Ветлугин, увлеченный изучением корешков книг, уже не вслушивался в их разговор. Он взял книгу британского полковника Альберта Ситона «Сталин как полководец» и принялся с интересом листать – первую, как утверждалось в предисловии, истинно серьезную работу на Западе о роли Сталина в Гражданской войне и во Второй мировой. Ему не терпелось полистать и ряд других книг, довольно многочисленных, посвященных различным сторонам советской действительности, и его удивило, с какой определенной последовательностью Дарлингтон накапливал книги о СССР. Вообще, в его библиотеке перемешивались солидные тома и пестрые брошюры, но с четким тематическим подбором – по рабочему и профсоюзному движению, по экономике и промышленности; биографии и мемуары выдающихся деятелей, в основном политических, разных эпох и разных стран. Было много энциклопедических словарей и справочников и совершенно отсутствовала художественная литература.

Книгой о Сталине Ветлугин зачитался. Его поколение, как говорится, детей войны, довольно противоречиво относилось к «вождю всех народов», пережив в юности потрясение при разоблачении его культа. Святая вера рушилась, как горы при землетрясении, огнедышащая лава фактов выжигала всю незыблемость мировосприятия. Возник один удушающий вопрос: зачем  т а к-т о  было?.. Шли годы, потрясение врачевалось, а пустота, возникшая в душах, росла. Вернее, не пустота, а то отсечение души, которое никак не восстанавливалось.

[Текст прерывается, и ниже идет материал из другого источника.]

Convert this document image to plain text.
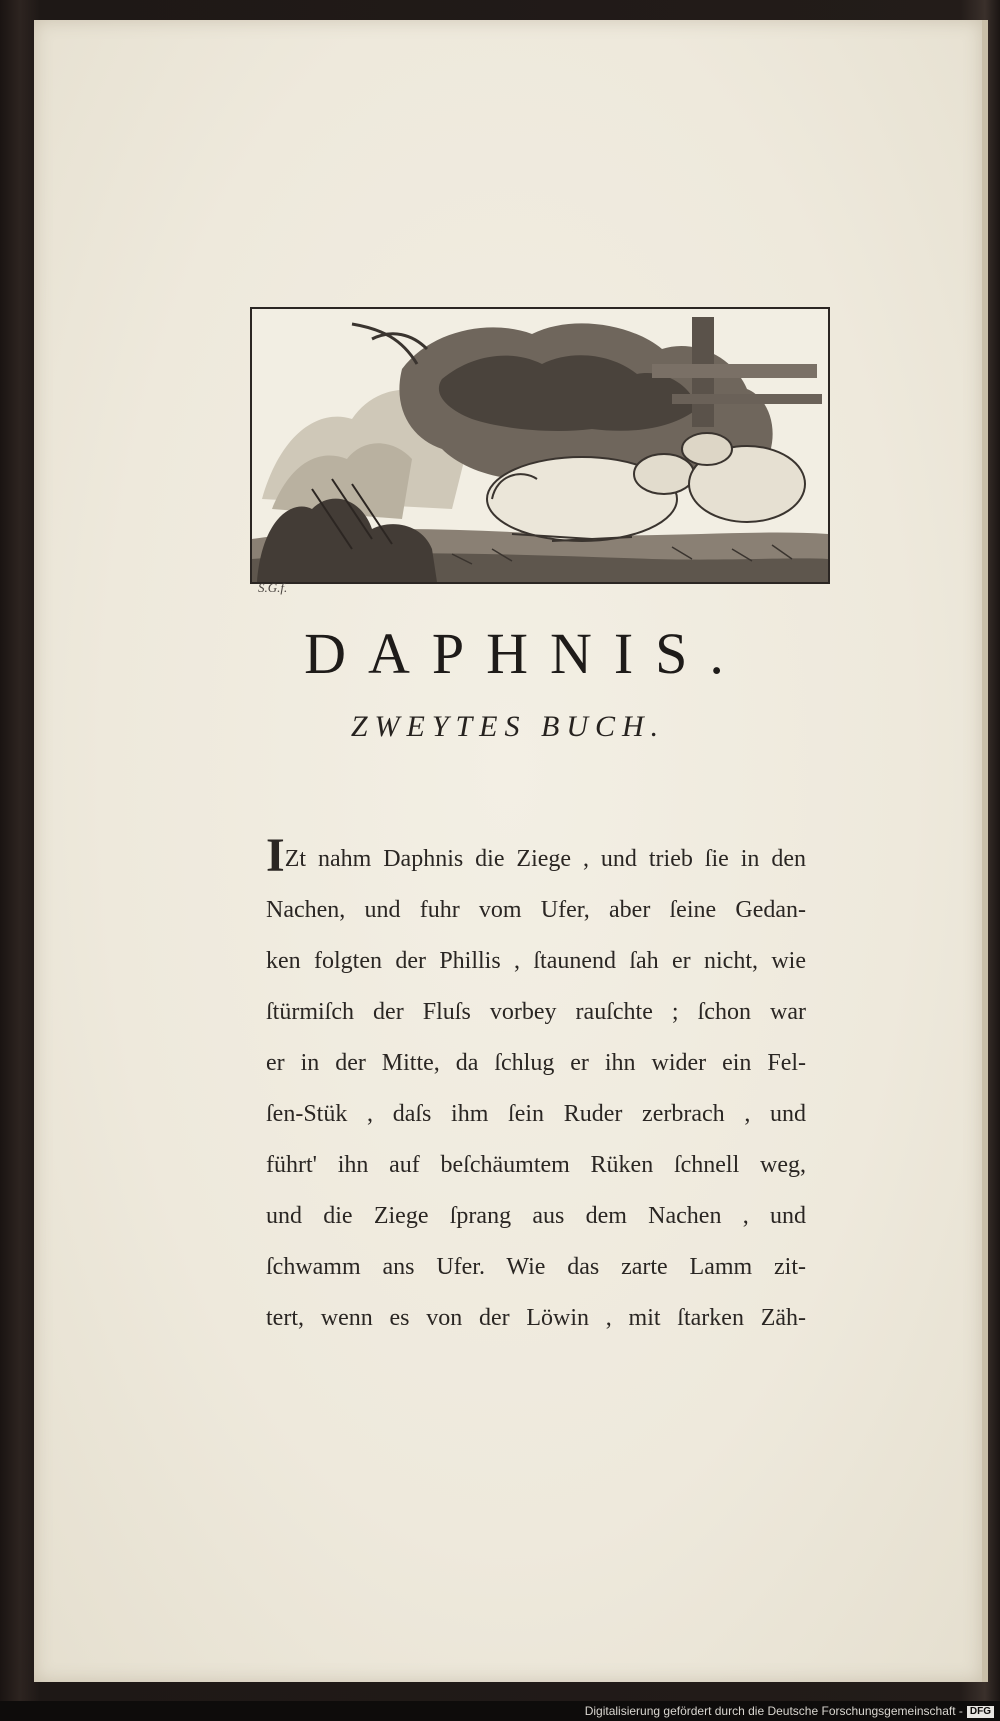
S.G.f.
DAPHNIS.
ZWEYTES BUCH.
IZt nahm Daphnis die Ziege , und trieb ſie in den
Nachen, und fuhr vom Ufer, aber ſeine Gedan-
ken folgten der Phillis , ſtaunend ſah er nicht, wie
ſtürmiſch der Fluſs vorbey rauſchte ; ſchon war
er in der Mitte, da ſchlug er ihn wider ein Fel-
ſen-Stük , daſs ihm ſein Ruder zerbrach , und
führt' ihn auf beſchäumtem Rüken ſchnell weg,
und die Ziege ſprang aus dem Nachen , und
ſchwamm ans Ufer. Wie das zarte Lamm zit-
tert, wenn es von der Löwin , mit ſtarken Zäh-
Digitalisierung gefördert durch die Deutsche Forschungsgemeinschaft - DFG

Но все-таки потихоньку утверждалась объективность восприятия исторической правды: мол, таково было  т о  время,  т а  эпоха, и не судить им надо, а знать, чтобы худшее не повторилось. А потому упрямее возникало желание понять и постичь, не забывая ничего, – ни собственных слез, когда не мыслилось будущее  б е з  н е г о; ни мучительных состраданий к тем, кто безвинно погибал на Соловках и Колыме; ни истовой святости в битве с фашизмом под  е г о  верховной рукой. И потому нетерпение  з н а т ь  о нем, о той эпохе, о тех людях, по крайней мере, в его поколении становилось по мере взросления и возмужания неудержимее.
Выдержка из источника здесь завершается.